In recent years, there has been a greater interest among many people to revert to or continue to use Chamorro words, even though they are used in an English context.
But we are often unaware just how much we are a product of our times, and the overwhelming English-language environment many of us grew up in. We are so immersed in that linguistic sea that we hardly realize how wet we are!
Take, for example, the word saina. It's Chamorro for anyone who is senior or higher in status than you. It could be a parent, older relative, older people in general and people of civic and religious standing. It can even be applied to God. Yet, a twenty-year-old is still saina to his or her five-year-old nephew or niece. It is a very elastic word in our language, but the essential meaning is clear. The saina is above, I am below.
As we engage more with our elders, we hear people speaking publicly about their - sainas. "We welcome all our sainas to today's event."
It sounds very supportive of the Chamorro language revival, but the word sainas is subjecting a Chamorro word to English grammatical rules.
In Chamorro, we do not denote something in the plural by adding an -S at the end of the word.
The exception to this rule is with some Spanish loan words. I senadot. The senator. I senadores. The senators. Señot. Sir. Señores. Sirs.
1. Add the prefix MAN before the word
ETMÅNA (religious sister)
MAN ETMÅNA (religious sisters)
MÅ'GAS (the great, the superior, the powerful, etc)
MAN MÅ'GAS (the great ones, superior ones, powerful ones, etc)
2. Keep in mind that MAN can undergo a change if the following word begins with K, P, S, T or CH
MAN + K = MANG
Kilisyåno = Mangilisyåno (Christians)
Katoliko = Mangatoliko (Catholics)
MAN + P = MAM
Påle' = Mamåle' (priests)
Popble = Mamopble (the poor people)
MAN + S = MAÑ
Sottera = Mañottera (single women, teenage girls)
MAN + T = MAN
Tomtom = Manomtom (the wise people)
Tunas = Manunas (the righteous people)
MAN + CH = MAÑ
Che'lu = Mañe'lu (the siblings)
3. Be careful, though; there are often exceptions
Man + parientes remains manparientes (the relatives).

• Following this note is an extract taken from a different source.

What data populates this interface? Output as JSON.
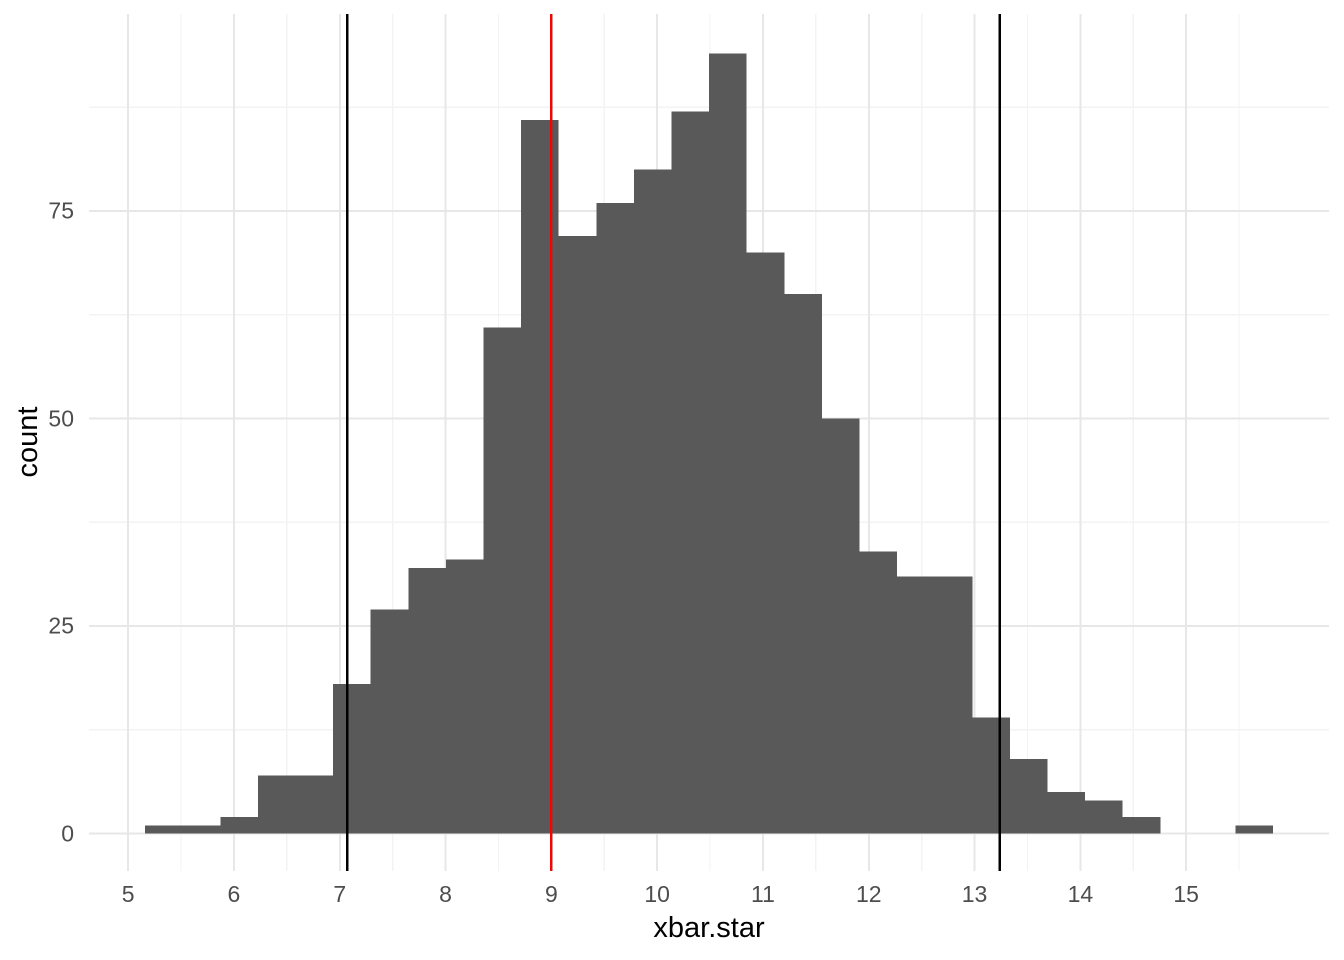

Man + sendålo remains mansendålo (the soldiers).
Man + chunge' remains manchunge' (the gray/white haired ones).
Sometimes, there is a change and sometimes there isn't.

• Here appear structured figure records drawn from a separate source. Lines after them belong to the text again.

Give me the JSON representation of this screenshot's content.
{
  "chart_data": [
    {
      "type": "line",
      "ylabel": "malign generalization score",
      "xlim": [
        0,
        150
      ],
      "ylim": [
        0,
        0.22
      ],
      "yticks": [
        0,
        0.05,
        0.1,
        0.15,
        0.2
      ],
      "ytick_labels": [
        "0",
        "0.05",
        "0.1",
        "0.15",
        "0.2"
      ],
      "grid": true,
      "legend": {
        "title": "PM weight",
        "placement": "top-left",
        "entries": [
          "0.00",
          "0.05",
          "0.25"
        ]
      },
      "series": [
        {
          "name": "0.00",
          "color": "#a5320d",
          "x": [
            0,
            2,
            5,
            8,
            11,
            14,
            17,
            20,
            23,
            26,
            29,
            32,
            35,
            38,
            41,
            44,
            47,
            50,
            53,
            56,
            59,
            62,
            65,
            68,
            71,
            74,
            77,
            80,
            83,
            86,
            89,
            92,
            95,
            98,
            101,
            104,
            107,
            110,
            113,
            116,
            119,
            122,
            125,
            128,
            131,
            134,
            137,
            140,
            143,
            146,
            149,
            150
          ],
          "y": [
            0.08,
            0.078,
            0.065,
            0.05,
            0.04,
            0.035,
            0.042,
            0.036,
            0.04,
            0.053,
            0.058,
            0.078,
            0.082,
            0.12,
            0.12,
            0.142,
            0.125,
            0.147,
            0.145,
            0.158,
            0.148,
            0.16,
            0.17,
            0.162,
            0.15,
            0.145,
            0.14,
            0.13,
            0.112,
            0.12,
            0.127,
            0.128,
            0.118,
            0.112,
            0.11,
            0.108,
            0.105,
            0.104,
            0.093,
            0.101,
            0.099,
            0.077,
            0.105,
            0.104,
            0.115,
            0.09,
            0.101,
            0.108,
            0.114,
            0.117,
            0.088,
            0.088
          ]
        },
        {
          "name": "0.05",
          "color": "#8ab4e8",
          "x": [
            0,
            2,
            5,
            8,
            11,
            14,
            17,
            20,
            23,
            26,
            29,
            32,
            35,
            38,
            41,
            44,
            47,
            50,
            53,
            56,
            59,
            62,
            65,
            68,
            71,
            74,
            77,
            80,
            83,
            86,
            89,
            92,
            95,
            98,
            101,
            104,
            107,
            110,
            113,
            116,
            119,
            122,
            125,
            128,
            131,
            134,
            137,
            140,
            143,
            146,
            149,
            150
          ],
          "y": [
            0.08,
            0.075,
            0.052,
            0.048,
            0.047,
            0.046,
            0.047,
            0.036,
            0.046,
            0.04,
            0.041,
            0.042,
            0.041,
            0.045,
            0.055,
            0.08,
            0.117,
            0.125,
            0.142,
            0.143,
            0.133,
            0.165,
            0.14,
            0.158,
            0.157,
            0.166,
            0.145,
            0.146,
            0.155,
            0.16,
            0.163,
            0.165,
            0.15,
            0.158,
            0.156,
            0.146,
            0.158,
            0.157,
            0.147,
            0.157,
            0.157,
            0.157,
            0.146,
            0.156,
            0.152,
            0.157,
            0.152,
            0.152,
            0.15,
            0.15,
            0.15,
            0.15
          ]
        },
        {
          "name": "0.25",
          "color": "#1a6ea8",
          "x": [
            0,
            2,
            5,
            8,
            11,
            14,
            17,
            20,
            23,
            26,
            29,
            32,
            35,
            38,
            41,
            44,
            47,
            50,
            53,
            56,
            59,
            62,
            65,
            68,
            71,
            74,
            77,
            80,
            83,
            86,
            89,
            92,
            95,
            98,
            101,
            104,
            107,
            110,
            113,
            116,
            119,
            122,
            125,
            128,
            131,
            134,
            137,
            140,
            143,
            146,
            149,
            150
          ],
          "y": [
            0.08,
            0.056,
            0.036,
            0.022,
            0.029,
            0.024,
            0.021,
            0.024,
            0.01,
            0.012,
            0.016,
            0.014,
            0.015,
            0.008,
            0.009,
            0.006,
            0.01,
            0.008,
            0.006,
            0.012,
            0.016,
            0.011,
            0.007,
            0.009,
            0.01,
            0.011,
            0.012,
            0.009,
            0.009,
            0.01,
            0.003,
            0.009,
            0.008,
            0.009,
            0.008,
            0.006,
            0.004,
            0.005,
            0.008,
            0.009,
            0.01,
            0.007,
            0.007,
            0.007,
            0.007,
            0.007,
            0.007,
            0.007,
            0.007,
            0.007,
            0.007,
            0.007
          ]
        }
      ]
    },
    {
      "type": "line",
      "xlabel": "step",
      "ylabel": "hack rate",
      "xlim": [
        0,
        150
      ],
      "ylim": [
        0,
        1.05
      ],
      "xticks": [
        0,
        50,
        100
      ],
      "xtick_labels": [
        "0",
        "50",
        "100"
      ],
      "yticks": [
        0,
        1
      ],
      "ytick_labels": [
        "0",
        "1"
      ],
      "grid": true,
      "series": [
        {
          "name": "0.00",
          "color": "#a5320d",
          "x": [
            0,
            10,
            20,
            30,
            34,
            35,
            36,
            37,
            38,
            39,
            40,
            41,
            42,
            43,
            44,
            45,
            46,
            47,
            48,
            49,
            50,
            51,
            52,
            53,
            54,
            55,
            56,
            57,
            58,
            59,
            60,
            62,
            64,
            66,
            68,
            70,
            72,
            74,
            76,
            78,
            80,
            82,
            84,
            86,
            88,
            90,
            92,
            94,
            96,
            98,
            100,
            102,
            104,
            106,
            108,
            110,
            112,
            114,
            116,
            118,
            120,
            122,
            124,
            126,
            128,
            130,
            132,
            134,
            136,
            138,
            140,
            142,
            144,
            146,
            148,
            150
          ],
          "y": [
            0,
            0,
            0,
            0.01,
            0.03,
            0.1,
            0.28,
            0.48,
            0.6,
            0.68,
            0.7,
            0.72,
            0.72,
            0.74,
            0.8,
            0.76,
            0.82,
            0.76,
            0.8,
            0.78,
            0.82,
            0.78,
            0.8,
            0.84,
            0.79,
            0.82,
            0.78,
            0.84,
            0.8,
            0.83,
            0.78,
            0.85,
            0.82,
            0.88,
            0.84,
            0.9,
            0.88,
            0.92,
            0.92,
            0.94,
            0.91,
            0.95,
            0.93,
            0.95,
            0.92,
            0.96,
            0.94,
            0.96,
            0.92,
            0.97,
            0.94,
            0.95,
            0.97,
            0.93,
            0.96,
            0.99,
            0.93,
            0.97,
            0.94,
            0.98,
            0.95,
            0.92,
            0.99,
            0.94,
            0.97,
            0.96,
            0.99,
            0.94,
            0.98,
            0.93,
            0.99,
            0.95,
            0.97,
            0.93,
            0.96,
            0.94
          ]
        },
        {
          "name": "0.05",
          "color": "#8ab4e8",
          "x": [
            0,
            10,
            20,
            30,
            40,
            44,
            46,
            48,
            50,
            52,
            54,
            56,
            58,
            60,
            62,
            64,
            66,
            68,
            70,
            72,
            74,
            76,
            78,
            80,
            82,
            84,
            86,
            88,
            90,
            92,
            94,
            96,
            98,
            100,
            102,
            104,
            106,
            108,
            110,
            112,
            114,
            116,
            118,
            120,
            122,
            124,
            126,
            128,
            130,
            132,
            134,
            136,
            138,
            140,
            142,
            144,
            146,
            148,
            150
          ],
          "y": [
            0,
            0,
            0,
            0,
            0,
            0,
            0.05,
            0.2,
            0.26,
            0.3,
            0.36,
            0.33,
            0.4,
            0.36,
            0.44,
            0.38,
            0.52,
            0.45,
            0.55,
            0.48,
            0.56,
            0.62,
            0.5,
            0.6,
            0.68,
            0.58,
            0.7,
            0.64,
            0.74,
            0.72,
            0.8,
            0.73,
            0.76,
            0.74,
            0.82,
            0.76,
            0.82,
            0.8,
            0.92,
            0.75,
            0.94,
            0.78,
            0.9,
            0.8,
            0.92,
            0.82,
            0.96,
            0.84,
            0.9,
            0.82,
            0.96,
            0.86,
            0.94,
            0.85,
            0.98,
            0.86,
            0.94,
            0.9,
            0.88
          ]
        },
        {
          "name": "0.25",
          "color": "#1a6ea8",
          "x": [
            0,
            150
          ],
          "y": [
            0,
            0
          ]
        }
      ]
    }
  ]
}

Some people say Mañamorro and others say Manchamorro.
4. Adding the prefix MAN is not the only way to make something plural. Often, one simply adds the word SIHA after the word. SIHA denotes plural.

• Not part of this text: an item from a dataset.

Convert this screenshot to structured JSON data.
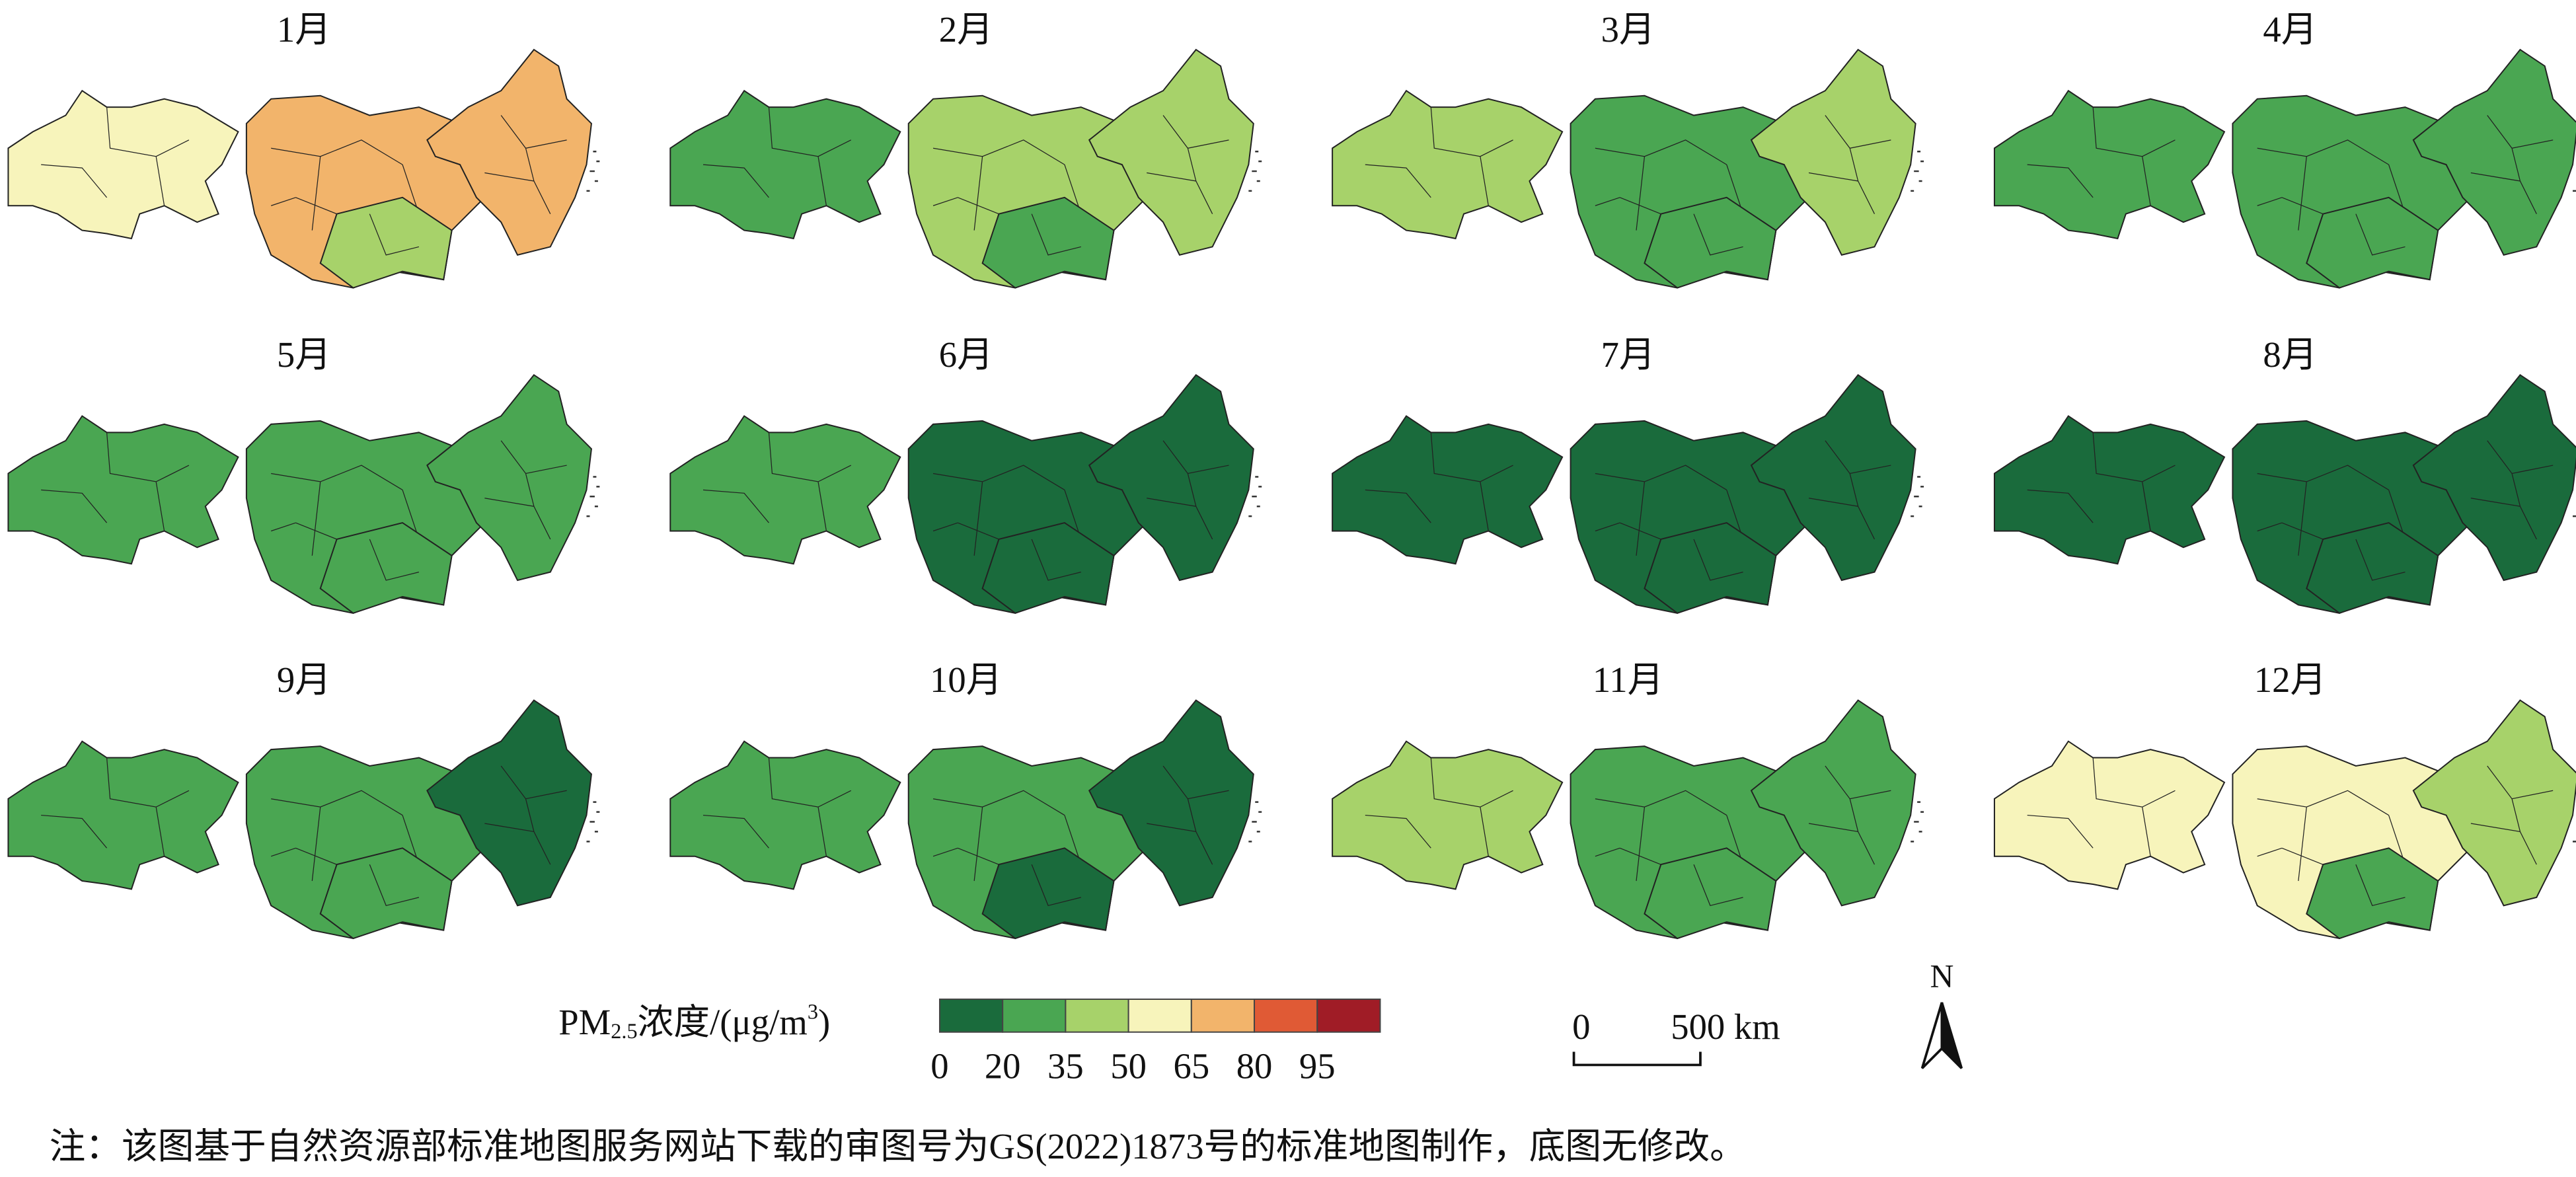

I Tagålo siha. The Filipinos. No one says "I man Tagålo," although that is still grammatically correct.
I chetda siha. The bananas. No one says, "I man chotda."
I gima' siha. The houses. No one says, "I man guma'."
Sometimes, one can use MAN and still use SIHA. That makes it very clear the subject is plural.
I man sendålo siha. The soldiers.
I man gefsaga siha. The wealthy people.
GUMAS (often heard nowadays for houses of dance groups)
FAFANA’GUES (often heard now for “teacher” in lieu of maestro/maestra)
MAN FAFANA’GUE or
It would be wonderful to hear an MC say from now on.....
"We would like to welcome our MAÑAINA today," instead of
"We would like to welcome our SAINAS today."
If we're going to speak English sprinkled with a little bit of Chamorro, let's keep the Chamorro word as intact as possible in its Chamorro form.
Otherwise, we will be promoting but an Anglicized version of the Chamorro term.